The Buzz around Flip Flop Shops®
Flip Flop Store getting foot in the door in big way
Kathie PriceSpecial for the Scottsdale Republic
Aug. 15, 2005
SCOTTSDALE - Two retail novices took a bad shopping experience and turned it into a business idea.
Over a seven-month span, they opened an online store and four mall stores, all selling flip-flops.
Nothing but flip-flops.
Yet within four months of opening day, each Flip Flop Shops store has boasted a profit and there are plans to open a store at Scottsdale Fashion Square in mid-September and another store at Arrowhead Towne Center in Glendale.
Flip Flops Shops at Chandler Fashion Center had a 30 percent profit after one month, said co-owner and chief executive officer Todd Giatrelis.
Giatrelis and Sarah Towne, co-owner and executive vice president, were in town in July to open another Valley store. Wearing flip-flops, of course.
Spurred by speedy success, next year the owners plan to roll out 20 more stores over 20 months in three states. Southern California and Florida are next on the list.
"It's a quick-to-market concept," Giatrelis said. "Once you secure the relationships and buying you need, you don't take five years to open up or someone else is in there."
Giatrelis, 40, has run a restaurant and is part owner in the Gate Group, a company that recruits and consults in the hospitality industry. Boston College graduate Towne, 25, worked in accounting for Gates Group.
The flip-flop concept popped into their heads in April last year while in Las Vegas for a convention with Gates Group.
"I didn't realize how warm it would be so I went to look for some flip-flops," Towne said. "I went to a lot of shoe stores and there wasn't much. I ended up buying a pair at Saks for $85. So that got us thinking."
They sought advice from a few shoe-business owners and checked out California's surf shops. In September, they opened a test store for three months in the Boston area where they live.
The original concept was beach sandals. But customers had other ideas and by December, Flip Flop Shops flip-flopped and became an upscale boutique when the Biltmore Fashion Park store opened.

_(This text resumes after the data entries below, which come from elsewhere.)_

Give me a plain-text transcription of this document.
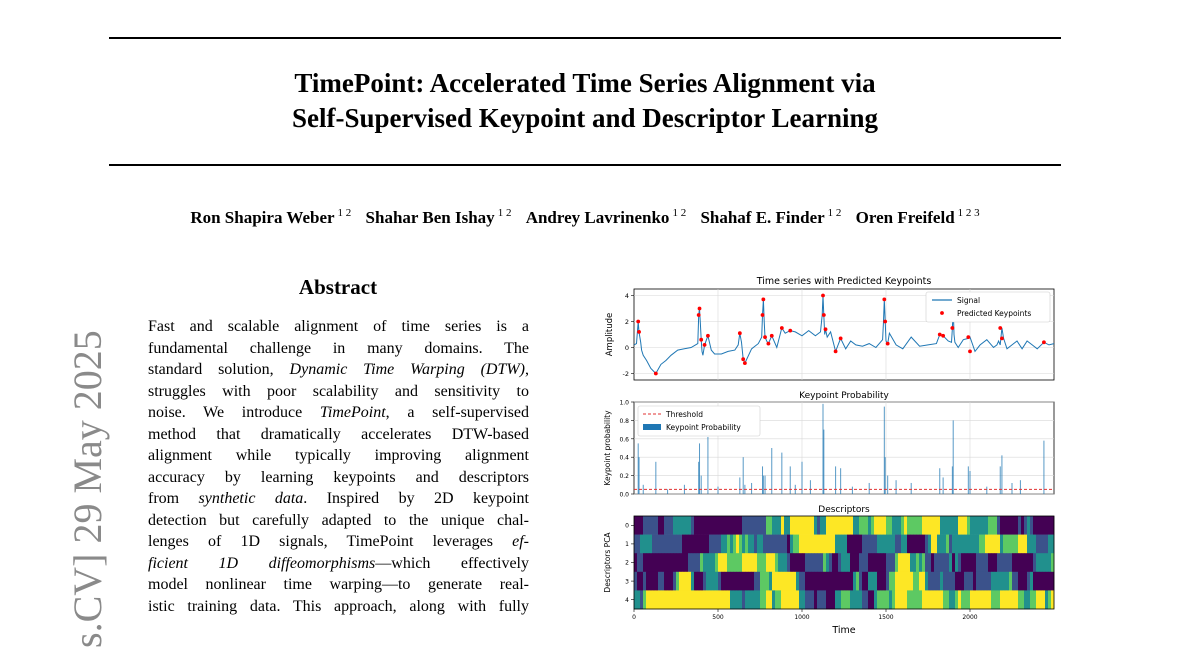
TimePoint: Accelerated Time Series Alignment via
Self-Supervised Keypoint and Descriptor Learning
Ron Shapira Weber $^{1 2}$ Shahar Ben Ishay $^{1 2}$ Andrey Lavrinenko $^{1 2}$ Shahaf E. Finder $^{1 2}$ Oren Freifeld $^{1 2 3}$
s.CV] 29 May 2025
Abstract
Fast and scalable alignment of time series is a
fundamental challenge in many domains. The
standard solution, Dynamic Time Warping (DTW),
struggles with poor scalability and sensitivity to
noise. We introduce TimePoint, a self-supervised
method that dramatically accelerates DTW-based
alignment while typically improving alignment
accuracy by learning keypoints and descriptors
from synthetic data. Inspired by 2D keypoint
detection but carefully adapted to the unique chal-
lenges of 1D signals, TimePoint leverages ef-
ficient 1D diffeomorphisms—which effectively
model nonlinear time warping—to generate real-
istic training data. This approach, along with fully
Time series with Predicted Keypoints
-2
0
2
4
Amplitude
Signal
Predicted Keypoints
Keypoint Probability
0.0
0.2
0.4
0.6
0.8
1.0
Keypoint probability	Threshold
Keypoint Probability
Descriptors
Descriptors PCA
0
1
2
3
4
0	500	1000	1500	2000
Time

Giatrelis and Towne discovered their average customer was a 30-something woman with a hankering for a dressier pair of sandals and a husband and kids who might like a pair or two of flip-flops. They're banking on the theory that most women will own as many as 20 pairs of flip-flops to match outfits, while men opt for the basics in up to five pairs.
Enter flip-flops with crystals, flip-flops with leather, wedges and flats, suede and plastic uppers, rubber and cork bottoms. Flip-flops from California and flip-flops by people such as Carlos Santana, Ralph Lauren and Anne Klein.
Flip-flops go for $15 and $150. In Chandler, the average sale is $65, Towne said.
Flip Flop Shops are small. The Chandler store occupies 650 square feet. There is no back-room inventory. New styles come in weekly and are on immediate display, part of the owners' successful philosophy.
Flip-flop slippers, open back/closed toes and little heels, flip-flops with satin ribbons and dressier sandals for holiday attire will be among the new styles for fall and winter, Towne said.
The White House flip-flop flap in June couldn't have come at a better time for Giatrelis and Towne.
Northwestern University's national champion women's lacrosse team, toes exposed in flat flip-flops, posed with President Bush for a photo that made the front pages of prominent papers and fired talk radio for several days.
In Tampa, when a caller to one radio station said someone should open up a chain of shops selling flip-flops, Giatrelis called the station to introduce the airwaves to Flip Flop Shops.